部署一个边缘检测算法对树莓π|覆盆子πMATLAB的支持,第3部分金宝app
学习如何开发和原型的边缘检测算法在MATLAB®,然后部署使用MATLAB的覆盆子π硬件®金宝app支持包树莓π™和MATLAB编码器™。
在这个视频中,我们将看看部署一个边缘检测算法的覆盆子π硬件。我们将执行在光从摄像头捕捉图像,边缘检测是一个外围设备通过USB连接的覆盆子π硬件。图像饲料以及MATLAB中突出显示的边缘将会显示在连接I / O工作流自运行在MATLAB的MATLAB函数。

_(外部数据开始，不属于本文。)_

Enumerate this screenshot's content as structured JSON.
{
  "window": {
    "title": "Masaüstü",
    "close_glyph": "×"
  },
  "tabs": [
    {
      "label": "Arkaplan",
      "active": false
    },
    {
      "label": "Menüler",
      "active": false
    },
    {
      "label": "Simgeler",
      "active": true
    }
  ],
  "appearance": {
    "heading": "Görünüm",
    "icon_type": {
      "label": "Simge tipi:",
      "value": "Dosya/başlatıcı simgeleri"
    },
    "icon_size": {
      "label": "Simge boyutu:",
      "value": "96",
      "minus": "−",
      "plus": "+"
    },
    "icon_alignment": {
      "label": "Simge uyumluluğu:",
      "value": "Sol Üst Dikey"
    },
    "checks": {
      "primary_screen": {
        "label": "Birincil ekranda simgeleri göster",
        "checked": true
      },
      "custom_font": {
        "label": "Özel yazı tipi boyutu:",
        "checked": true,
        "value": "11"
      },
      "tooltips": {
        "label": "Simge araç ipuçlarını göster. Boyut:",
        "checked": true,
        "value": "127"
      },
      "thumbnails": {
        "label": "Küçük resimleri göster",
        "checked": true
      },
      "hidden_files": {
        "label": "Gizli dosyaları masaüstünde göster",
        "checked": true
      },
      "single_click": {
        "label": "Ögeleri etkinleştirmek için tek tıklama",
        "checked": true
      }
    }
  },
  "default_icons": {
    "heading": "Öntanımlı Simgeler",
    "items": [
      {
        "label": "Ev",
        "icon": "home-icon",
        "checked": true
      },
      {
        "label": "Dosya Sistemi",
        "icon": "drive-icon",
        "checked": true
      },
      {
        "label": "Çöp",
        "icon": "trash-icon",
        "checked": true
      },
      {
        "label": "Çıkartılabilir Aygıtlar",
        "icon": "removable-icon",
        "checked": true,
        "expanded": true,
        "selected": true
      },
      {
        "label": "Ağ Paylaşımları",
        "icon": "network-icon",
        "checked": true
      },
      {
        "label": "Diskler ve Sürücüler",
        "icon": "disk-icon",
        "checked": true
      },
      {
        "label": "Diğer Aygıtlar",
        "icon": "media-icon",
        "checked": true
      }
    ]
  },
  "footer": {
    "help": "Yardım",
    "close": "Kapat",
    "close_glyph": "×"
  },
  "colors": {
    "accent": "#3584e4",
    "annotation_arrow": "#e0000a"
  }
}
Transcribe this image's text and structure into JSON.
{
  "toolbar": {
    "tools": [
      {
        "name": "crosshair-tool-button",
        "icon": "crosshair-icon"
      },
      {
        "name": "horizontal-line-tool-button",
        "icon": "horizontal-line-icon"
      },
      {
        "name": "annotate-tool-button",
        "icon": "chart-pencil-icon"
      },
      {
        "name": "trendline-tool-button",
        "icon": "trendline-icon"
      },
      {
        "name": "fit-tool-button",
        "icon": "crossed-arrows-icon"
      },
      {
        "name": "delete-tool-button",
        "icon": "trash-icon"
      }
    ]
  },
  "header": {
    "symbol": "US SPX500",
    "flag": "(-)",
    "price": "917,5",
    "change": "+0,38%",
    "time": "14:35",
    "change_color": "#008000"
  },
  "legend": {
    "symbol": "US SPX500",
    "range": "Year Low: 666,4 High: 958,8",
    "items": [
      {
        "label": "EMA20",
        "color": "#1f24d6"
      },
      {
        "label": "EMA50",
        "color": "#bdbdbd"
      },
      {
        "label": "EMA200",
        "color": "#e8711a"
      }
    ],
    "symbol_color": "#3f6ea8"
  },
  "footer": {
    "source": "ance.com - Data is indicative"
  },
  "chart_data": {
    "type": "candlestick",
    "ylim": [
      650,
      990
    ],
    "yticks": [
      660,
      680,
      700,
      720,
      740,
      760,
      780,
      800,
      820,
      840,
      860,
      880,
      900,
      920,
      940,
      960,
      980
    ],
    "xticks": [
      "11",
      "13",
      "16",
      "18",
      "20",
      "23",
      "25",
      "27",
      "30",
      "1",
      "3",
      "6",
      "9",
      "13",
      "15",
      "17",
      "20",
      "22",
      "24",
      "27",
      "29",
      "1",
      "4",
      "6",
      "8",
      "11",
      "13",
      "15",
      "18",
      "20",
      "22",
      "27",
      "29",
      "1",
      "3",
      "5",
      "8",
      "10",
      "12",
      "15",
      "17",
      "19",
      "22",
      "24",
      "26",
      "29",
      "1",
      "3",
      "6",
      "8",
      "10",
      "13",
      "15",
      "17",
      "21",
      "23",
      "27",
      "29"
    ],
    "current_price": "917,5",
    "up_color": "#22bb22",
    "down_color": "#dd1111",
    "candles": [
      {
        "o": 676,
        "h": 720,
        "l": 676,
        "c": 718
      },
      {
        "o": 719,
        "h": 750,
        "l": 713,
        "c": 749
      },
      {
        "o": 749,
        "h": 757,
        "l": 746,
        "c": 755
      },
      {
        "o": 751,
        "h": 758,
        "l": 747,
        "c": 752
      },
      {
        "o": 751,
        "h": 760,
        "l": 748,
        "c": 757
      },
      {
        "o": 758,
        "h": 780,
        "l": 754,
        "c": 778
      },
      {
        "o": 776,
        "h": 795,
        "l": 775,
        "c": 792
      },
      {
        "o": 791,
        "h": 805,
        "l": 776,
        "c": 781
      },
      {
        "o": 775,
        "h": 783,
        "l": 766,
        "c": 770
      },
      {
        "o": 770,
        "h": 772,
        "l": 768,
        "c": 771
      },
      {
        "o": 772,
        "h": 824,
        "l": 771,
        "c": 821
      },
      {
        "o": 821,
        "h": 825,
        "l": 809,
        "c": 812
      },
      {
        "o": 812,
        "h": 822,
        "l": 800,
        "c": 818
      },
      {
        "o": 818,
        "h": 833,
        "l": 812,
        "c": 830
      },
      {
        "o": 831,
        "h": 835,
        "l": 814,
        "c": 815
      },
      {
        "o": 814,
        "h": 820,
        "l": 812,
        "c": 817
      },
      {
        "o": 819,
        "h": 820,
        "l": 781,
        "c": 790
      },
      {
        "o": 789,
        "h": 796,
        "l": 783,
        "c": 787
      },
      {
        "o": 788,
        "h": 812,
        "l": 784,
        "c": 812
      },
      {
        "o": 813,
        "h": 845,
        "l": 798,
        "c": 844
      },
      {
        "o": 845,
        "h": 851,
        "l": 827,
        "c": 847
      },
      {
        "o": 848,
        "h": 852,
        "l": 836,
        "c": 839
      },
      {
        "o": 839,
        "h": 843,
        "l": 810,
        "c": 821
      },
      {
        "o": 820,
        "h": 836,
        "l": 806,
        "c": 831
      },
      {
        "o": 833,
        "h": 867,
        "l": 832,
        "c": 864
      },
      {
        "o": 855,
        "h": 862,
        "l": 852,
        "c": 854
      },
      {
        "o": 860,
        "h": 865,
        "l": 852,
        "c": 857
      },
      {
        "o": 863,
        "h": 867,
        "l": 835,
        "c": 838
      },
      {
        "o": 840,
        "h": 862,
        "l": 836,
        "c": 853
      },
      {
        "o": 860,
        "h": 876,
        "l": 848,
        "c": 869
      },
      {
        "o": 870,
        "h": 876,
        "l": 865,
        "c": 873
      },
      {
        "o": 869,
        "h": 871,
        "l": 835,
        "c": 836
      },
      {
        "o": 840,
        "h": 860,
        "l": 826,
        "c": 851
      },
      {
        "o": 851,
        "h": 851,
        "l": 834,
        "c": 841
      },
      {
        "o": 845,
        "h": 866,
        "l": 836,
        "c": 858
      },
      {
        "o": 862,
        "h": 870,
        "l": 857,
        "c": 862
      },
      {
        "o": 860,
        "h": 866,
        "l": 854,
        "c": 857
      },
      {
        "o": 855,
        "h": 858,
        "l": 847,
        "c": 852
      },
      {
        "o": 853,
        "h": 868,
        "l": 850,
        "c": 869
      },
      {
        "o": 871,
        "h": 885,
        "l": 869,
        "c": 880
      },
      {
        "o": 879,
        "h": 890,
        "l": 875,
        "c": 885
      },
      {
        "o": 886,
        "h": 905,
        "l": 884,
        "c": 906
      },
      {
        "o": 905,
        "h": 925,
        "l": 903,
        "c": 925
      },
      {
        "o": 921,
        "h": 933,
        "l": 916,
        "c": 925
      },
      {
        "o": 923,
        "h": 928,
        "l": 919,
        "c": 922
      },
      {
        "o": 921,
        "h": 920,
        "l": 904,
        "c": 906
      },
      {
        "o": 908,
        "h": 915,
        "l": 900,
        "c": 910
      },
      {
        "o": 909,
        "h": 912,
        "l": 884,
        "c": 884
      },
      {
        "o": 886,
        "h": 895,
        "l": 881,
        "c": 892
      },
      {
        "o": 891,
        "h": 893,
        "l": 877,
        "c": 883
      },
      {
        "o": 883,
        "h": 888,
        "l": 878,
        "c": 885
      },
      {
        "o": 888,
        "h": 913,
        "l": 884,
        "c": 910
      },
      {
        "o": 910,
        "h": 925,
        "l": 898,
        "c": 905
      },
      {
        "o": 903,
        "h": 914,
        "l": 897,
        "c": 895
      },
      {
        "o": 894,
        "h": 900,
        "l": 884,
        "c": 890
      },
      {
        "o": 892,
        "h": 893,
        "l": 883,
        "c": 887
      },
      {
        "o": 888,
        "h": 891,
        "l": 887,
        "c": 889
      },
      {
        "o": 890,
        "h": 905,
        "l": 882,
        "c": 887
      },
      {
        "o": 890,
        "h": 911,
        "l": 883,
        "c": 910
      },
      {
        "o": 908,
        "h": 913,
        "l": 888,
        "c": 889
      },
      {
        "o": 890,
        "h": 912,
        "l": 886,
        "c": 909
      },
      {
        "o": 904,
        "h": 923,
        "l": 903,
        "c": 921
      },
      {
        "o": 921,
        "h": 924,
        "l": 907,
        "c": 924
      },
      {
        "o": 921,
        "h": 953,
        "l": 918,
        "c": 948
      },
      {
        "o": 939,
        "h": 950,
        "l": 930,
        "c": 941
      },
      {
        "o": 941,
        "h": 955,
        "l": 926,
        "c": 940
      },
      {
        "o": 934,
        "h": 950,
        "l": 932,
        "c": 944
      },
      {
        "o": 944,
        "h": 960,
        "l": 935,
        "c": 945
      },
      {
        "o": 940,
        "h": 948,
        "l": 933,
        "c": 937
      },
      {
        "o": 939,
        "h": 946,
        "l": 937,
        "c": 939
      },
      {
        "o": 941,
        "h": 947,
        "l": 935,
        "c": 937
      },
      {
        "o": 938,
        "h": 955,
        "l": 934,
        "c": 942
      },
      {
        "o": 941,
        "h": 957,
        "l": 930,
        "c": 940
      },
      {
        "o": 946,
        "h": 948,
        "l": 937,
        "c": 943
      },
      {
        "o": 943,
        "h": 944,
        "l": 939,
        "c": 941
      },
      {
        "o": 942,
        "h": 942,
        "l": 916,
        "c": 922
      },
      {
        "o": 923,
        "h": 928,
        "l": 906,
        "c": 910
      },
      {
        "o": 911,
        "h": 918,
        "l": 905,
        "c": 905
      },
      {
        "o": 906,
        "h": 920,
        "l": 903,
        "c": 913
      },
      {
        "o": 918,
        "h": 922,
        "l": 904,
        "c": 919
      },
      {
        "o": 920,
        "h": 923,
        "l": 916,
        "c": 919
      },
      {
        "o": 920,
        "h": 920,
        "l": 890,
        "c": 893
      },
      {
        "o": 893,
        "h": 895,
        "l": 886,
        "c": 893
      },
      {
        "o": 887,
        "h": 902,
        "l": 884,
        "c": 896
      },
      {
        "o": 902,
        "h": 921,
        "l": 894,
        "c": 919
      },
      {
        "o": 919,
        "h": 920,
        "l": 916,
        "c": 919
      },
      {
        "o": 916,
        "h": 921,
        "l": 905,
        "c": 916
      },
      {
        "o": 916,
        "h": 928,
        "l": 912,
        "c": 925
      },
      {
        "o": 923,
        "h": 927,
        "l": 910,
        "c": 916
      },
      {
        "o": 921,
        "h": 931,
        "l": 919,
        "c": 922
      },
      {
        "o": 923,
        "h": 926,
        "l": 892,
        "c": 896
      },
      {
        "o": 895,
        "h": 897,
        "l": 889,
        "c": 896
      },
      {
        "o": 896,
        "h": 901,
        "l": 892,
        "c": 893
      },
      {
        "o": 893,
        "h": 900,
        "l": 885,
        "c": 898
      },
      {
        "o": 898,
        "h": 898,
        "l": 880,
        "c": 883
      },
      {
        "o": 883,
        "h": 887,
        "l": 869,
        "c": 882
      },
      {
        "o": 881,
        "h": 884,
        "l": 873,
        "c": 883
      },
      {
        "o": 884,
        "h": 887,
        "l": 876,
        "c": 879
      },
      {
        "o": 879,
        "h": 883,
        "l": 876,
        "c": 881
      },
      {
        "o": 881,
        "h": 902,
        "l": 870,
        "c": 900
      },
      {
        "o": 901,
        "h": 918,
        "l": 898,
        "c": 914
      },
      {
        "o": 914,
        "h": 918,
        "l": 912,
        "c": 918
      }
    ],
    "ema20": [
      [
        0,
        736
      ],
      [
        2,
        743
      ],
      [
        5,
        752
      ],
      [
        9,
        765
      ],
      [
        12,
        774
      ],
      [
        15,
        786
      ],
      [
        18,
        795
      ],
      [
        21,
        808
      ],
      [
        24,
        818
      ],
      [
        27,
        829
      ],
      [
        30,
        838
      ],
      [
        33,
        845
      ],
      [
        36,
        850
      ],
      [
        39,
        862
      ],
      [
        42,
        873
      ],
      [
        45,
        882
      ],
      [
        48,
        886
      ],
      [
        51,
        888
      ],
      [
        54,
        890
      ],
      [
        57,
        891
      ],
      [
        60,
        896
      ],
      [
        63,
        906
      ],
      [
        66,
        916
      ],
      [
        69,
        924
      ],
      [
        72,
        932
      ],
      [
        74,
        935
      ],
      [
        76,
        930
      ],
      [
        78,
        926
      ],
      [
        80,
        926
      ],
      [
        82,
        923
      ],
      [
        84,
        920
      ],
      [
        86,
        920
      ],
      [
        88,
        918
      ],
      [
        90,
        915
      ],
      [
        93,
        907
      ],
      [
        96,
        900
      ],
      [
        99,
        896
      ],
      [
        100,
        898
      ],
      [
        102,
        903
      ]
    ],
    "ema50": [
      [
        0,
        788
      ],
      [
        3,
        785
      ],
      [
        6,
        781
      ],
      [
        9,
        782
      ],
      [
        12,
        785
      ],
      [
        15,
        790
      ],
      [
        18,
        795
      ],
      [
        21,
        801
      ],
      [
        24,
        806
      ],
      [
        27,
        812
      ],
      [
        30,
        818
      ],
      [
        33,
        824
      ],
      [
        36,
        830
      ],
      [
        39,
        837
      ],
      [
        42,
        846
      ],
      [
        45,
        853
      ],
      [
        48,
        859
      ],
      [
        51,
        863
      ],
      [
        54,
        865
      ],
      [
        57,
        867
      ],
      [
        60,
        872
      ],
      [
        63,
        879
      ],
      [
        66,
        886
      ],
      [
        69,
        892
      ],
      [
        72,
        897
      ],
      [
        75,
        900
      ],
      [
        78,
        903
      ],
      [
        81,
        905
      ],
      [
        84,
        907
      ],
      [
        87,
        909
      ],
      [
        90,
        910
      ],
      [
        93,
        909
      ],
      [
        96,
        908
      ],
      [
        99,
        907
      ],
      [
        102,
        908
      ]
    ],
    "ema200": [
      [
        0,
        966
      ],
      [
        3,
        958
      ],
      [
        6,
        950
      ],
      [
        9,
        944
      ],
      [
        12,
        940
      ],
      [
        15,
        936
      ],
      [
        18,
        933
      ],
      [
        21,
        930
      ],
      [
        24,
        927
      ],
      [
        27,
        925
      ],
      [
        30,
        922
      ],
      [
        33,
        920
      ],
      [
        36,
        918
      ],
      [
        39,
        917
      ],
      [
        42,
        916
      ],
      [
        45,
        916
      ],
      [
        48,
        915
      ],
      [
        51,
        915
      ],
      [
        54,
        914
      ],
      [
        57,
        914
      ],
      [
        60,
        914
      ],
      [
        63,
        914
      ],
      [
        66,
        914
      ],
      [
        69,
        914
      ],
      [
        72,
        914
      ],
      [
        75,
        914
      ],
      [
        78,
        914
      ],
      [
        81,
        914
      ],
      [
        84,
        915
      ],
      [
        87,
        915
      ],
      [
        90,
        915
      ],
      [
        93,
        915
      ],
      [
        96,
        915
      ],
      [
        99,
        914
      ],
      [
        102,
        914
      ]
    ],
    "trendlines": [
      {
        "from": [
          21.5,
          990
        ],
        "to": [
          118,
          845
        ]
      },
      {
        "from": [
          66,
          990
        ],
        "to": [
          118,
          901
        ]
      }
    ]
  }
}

这将是紧随其后的是硬件部署,在边缘检测算法将MATLAB的硬件独立执行。强调了边缘的视频将显示在树莓π。我们将远程连接到覆盆子π硬件使用VNC查看器查看实时视频输出。获得边缘检测的例子探讨了视频搜索的文档文档边缘检测覆盆子π。
本文解释了逐步的实现算法。我推荐的链接,因为我们不会完整详细地讨论该算法。简要来说,MATLAB函数捕获图像在一个间隔,一个过滤器适用于基于3 x3 Sobel算子,然后执行阈值来突出图像中的边缘。
首先,让我们明确的工作区。现在,让我们来运行这个MATLAB函数。你可以看到图像实时图像被显示在MATLAB与边缘检测器。这是连接I / O工作流,在边缘检测算法在MATLAB环境下执行。提要imshow函数用于显示图像。
接下来,让我们打开VNC查看器。它可以很容易地从网上下载如果你没有安装。设备地址已经进入之前。我们可以发现这个从目标硬件对象或覆盆子π工作区中创建的对象。默认的用户名和密码是π和覆盆子,分别。
接下来,我们将部署独立的MATLAB函数执行在硬件上,独立于MATLAB。目标对象等于目标硬件,覆盆子π,部署、目标对象、边缘检测。
哦,我们这里有一个问题。我们可以看到,这个函数,imshow,不支持代码生成。金宝app和编码器报告恰当地发现这一点。因此,我们需要替换它以codegen相对应的正如前面所讨论的。displayImage覆盆子π函数相当于imshow用于部署图像覆盆子π。现在让我们re-attempt部署。部署目标对象,边缘检测。
现在你看到从摄像头,实时与edge-detected图像,这是显示在树莓π桌面。这是硬件部署工作流,在MATLAB函数是MATLAB的硬件上执行的独立。构建文件夹中生成的可执行文件被设置在硬件配置对象。
这个可执行文件也可以作为一个Linux应用程序。的确切位置构建目录下的可执行文件可以在这里找到,MATLAB工作区,R2019b PWD文件夹结构。真的特定文件夹下的位置,在这种情况下是R2019b,模仿实际的工作目录的文件夹结构。让我们从终端启动这个可执行文件。正如你所看到的,边缘检测算法是覆盆子π的硬件上运行Linux应用程序,独立于MATLAB。
哇,那很有趣。,我们的视频。我希望现在你会感觉更有信心开始设计和部署您的应用程序从MATLAB覆盆子π硬件。更有趣的视频,请访问www.MathWorks.com/videos。谢谢你!
你也可以从下面的列表中选择一个网站
表现最好的网站怎么走吗
选择中国网站(中文或英文)最佳站点的性能。其他MathWorks国家网站不优化的访问你的位置。